В условиях, когда феминистские группы, стремящиеся к реформам, находят поддержку и покровительство со стороны государства, это же государство может работать над одновременным укреплением религиозных институтов, выступающих против элементов феминистской повестки дня. В контексте предвыборной борьбы религиозные группы и организации часто рассматриваются как хорошие партнеры по альянсу для соперничающих политических партий. Например, политическая коалиция между консервативными евангелическими группами и светскими неолибералами Республиканской партии в США дала серьезный толчок консервативной политике по вопросам гендера и сексуальности как внутри страны, так и на международном уровне. Даже номинально светские политические партии и политики без колебаний использовали религию в политических или избирательных целях и в процессе обеспечивали необходимые основы для ее дальнейшего существования и роста, как показывает пример Индии.
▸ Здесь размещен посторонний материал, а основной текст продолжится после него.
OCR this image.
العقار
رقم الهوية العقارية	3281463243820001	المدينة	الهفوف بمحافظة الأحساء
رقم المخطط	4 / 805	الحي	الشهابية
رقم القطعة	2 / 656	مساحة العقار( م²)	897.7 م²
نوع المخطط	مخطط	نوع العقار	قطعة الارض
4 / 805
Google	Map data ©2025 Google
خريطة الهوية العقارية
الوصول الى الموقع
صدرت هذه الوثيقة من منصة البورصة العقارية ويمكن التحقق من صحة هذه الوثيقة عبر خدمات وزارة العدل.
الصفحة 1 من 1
В тех случаях, когда религиозные группы и институты играли важную роль в оспаривании и свержении авторитарных режимов, защитникам прав женщин было особенно трудно противостоять им в режимах-преемниках. Два ярких примера иллюстрируют случаи Чили и Польши: в обеих странах католическая церковь изменила конфигурацию своих союзов и приняла новые стратегии противодействия политике полового воспитания в школах и репродуктивных прав (экстренная контрацепция в Чили, аборты в Польше), стремясь подорвать требования феминисток о демократизации частной сферы.

-6

В Мексике и Турции отношения между религией и политикой исторически были более конфликтными, а их секуляризм более "напористым". Однако в процессе демократизации последних десятилетий правящим партиям в обеих странах пришлось делить власть с политическими конкурентами, некоторые из которых имеют сильные религиозные корни: правящая Партия национального действия (PAN) в Мексике и Партия справедливости и развития (AKP) в Турции. В этом контексте вопросы, касающиеся телесной неприкосновенности и поведения женщин, а также сексуальных и репродуктивных прав, стали ареной ожесточенных споров. Несмотря на доминирование религиозных партий в правительстве, защитникам прав женщин и их союзникам удалось провести некоторые знаковые законодательные акты - реформу Уголовного кодекса (2002-04) в Турции, включение экстренной контрацепции в государственные медицинские услуги (2004) в Мексике и декриминализацию абортов в Мехико (2008).

-7

Однако волна повторной криминализации абортов, прокатившаяся по федеральным штатам Мексики с 2008 года, является ярким напоминанием о хрупкости некоторых из этих достижений. Больше всего смущает роль, которую сыграла "секуляристская" политическая партия, Институционализированная революционная партия (PRI), в продвижении этой политики в попытке заручиться поддержкой католической церкви в краткосрочных избирательных целях. В Турции, между тем, возвращение AKP к власти в 2007 году с абсолютным большинством голосов и перспектива вступления в Европейский Союз выглядят все более туманными, стимулы партии для реагирования на социально консервативных избирателей, похоже, усилились.

Широкомасштабные объяснения напористости религий часто упускают конкретные политические события, которые обеспечивают благодатную почву для их заметного влияния. Тем не менее, помимо контекстуальных особенностей, в разных регионах и религиях наблюдается очевидное сходство в направленности на "частную сферу" и вопросы, которые самым непосредственным образом ущемляют права и автономию женщин.